1.3. External documentation

The core of ANNarchy is written in C++, but is completely interfaced by Python. Knowledge of the Python ecosystem is the only requirement to use ANNarchy.

1.3.1. Python

ANNarchy supports currently the version 2.7 of Python, as well as all versions higher than 3.3.

The documentation for the Python language can be found on the official Python website. It includes the language and library references, description of available packages as well as nice tutorials and FAQ.

A very nice and complete book is freely available on the Dive into Python website in various formats and languages.

1.3.2. Cython

Cython (project homepage www.cython.org) is an optimised static compiler for both the Python programming language and the extended Cython programming language (based on Pyrex). It renders writing C extensions for Python as easy as Python itself. Although most users won’t need knowledge about Cython for using ANNarchy, it may be needed for speeding up consuming functions or for linking with external C/C++ libraries.

1.3.3. NumPy

Although Python is batteries included (meaning many useful libraries are shipped with the Python interpreter), there are several external libraries which may be needed. ANNarchy makes use of the NumPy library for numerical computations, which is part of the SciPy package. It provides an efficient array/matrix representation, linear algebra functions (including matrix operations), statistical analysis, signal processing, etc. Using Python+SciPy advantageously replaces the proprietary software Matlab(R). Although the interface is in Python, the core operations are written in C and FORTRAN, leading to very fast and efficient computations.

Documentation for NumPy and SciPy can be found on the NumPy website, including reference guides and tutorials. Of particular interest is the NumPy for Matlab Users page, which compares the syntax of NumPy with Matlab.

ANNarchy relies on the array class rather than matrix. Good practice is to import NumPy in your Python code as np, to avoid overlapping naming. This is done automatically when importing ANNarchy.
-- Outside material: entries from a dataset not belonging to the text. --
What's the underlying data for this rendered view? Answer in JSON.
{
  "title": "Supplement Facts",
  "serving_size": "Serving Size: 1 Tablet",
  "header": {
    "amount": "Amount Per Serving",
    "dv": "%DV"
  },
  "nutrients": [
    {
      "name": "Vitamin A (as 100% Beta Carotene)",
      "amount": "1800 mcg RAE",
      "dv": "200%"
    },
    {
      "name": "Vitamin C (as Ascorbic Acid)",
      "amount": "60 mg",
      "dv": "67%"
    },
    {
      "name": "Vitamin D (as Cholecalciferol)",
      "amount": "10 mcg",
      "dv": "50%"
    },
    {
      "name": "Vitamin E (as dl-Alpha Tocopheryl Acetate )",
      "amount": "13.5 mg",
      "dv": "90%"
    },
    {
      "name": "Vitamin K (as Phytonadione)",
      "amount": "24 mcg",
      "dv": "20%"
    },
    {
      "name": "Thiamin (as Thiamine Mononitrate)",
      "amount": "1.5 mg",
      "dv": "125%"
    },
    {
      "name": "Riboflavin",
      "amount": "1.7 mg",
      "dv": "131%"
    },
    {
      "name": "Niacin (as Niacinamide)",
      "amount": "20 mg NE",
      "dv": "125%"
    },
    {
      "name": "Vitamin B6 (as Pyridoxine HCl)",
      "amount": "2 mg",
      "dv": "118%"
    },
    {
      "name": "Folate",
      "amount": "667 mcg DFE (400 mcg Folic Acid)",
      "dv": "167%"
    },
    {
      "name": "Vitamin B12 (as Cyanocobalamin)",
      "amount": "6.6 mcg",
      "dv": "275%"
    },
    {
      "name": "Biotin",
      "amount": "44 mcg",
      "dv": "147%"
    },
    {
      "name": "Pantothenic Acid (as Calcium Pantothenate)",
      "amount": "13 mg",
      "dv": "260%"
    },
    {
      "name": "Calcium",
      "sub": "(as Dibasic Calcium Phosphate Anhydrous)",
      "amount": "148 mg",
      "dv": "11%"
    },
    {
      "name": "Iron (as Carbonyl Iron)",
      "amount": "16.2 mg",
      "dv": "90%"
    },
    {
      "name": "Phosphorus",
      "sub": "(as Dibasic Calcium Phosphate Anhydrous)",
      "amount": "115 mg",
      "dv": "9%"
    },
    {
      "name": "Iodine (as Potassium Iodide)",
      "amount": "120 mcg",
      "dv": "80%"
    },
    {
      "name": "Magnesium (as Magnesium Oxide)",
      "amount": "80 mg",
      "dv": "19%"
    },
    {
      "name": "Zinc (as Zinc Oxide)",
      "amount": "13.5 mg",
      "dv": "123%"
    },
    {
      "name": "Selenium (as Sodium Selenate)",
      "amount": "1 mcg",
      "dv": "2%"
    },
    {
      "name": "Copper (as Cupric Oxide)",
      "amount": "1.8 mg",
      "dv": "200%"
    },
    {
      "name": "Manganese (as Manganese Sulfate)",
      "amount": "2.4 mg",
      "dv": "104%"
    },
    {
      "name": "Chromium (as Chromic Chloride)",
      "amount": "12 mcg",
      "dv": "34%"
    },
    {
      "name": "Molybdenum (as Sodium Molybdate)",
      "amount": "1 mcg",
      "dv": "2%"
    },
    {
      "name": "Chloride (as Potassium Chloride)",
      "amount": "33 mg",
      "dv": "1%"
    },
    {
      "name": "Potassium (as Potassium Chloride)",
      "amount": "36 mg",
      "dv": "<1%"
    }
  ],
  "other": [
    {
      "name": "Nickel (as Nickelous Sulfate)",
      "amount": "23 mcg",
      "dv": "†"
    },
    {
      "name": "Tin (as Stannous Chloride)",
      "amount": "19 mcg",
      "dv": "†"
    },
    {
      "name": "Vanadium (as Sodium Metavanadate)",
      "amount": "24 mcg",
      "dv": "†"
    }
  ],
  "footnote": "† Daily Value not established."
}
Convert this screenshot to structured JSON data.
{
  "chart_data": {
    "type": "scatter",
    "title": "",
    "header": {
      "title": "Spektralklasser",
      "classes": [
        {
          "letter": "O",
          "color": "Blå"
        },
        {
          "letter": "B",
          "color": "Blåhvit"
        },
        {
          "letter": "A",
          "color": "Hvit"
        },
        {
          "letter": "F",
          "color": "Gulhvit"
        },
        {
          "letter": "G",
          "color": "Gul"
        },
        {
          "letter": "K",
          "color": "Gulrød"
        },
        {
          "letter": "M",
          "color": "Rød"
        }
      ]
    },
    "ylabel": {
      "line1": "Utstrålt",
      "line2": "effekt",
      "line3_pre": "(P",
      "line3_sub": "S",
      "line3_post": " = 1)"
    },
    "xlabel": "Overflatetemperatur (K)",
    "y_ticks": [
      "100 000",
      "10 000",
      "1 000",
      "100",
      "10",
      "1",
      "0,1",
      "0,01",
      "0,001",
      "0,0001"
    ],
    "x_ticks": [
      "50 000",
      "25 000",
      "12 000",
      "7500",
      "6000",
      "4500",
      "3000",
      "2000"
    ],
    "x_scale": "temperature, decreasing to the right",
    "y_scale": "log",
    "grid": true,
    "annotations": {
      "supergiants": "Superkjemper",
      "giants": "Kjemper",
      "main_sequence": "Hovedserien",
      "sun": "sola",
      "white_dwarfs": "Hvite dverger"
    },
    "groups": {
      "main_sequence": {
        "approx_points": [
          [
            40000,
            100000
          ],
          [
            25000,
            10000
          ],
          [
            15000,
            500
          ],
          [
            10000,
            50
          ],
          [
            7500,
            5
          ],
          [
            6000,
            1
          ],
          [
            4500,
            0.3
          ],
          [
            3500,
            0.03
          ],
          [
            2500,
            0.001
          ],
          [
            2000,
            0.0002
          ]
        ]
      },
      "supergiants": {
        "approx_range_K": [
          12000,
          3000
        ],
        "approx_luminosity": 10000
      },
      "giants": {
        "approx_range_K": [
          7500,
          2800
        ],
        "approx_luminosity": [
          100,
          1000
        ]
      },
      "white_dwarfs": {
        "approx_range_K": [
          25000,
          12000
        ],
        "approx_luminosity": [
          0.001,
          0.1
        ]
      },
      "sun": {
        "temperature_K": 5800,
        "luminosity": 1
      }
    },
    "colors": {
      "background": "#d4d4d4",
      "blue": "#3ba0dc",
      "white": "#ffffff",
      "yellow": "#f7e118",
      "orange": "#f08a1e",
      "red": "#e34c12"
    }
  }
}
As an example, if you want to create a 10*10 matrix filled with zeros, you simply have to type:

import numpy as np
A=np.zeros((10, 10))

NumPy is particularly useful when defining connection matrices or accessing variables in ANNarchy.

1.3.4. Matplotlib

To visualize the results of your simulations, one possibility is the matplotlib 2D plotting library. It combines nicely with NumPy in order to plot 1D or 2D arrays. Matplotlib is very simple to use, powerful and customizable. It can work in interactive mode and save hardcopies in various formats.

The reference manual, tutorials and many useful examples can be found on the matplotlib website. Nicolas Rougier has also written a tutorial for beginners.